Sam, 62, struggled to lift groceries up weather-beaten stairs badly in need of a paint job to his second-story home.

“Everybody’s getting evicted, far as I know,” Sam said, declining to give a last name. He said he’s looking for a new place, but his Social Security income doesn’t go far enough for most potential landlords.

“I’m looking hard and trying. Nothing’s affordable. I’m like $400, $500 short of three times the rent. It’s terrible.”

His monthly Social Security income has only gone up about $20 each year, he said. Housing prices, of course, are far outstripping that rate: $1,330 was the median rent for a one-bedroom in December for the Portland area, according to the real estate website Zumper. Rent Jungle averaged Portland-area one-bedrooms at $1,471 and two-bedrooms at $1,776.

“You know how it is,” Sam said as he crossed the threshold of his apartment.

Some of those who live in the building are undocumented immigrants, including Maria.
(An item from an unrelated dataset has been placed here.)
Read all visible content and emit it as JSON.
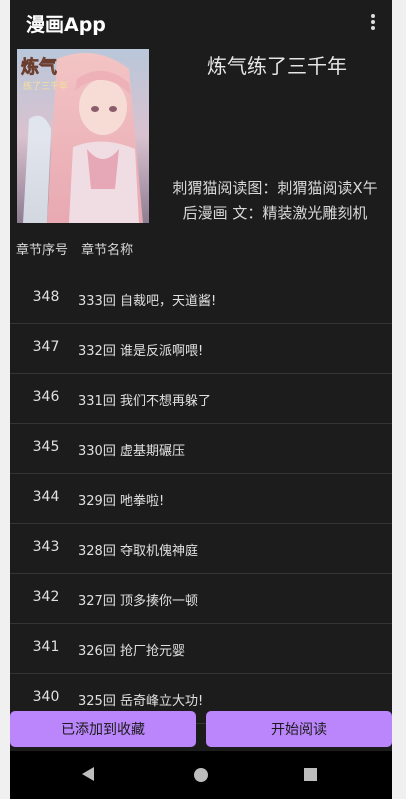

Their lack of legal documentation can present a significant additional barrier to finding a new apartment.

The language and legal barriers also often lead undocumented families to shun making connections with advocates or unknown organizations. Maria said food stamps are the only help her family receives. Undocumented immigrants qualify for food stamps only if they have a child who was born in the United States.

“Sometimes it makes you afraid, because we don’t have papers,” Maria said. “Since we’re undocumented, we don’t often feel inspired to speak up or organize.”

She said she’s watched many families leave for Gresham, Vancouver or East Portland, which she described, with a flash of gold teeth and a shrug, as “out on 130th and … I don’t know what.”

Her family is luckier than Sam’s or José Vierra’s: They already know where they’re headed, and their new apartment is nearby. Maria’s kindergartner won’t have to switch schools. But that doesn’t make it easy.

“The truth is, it affects you,” Maria said quietly. “All this time living here and a letter comes saying you have to go. It’s unjust.”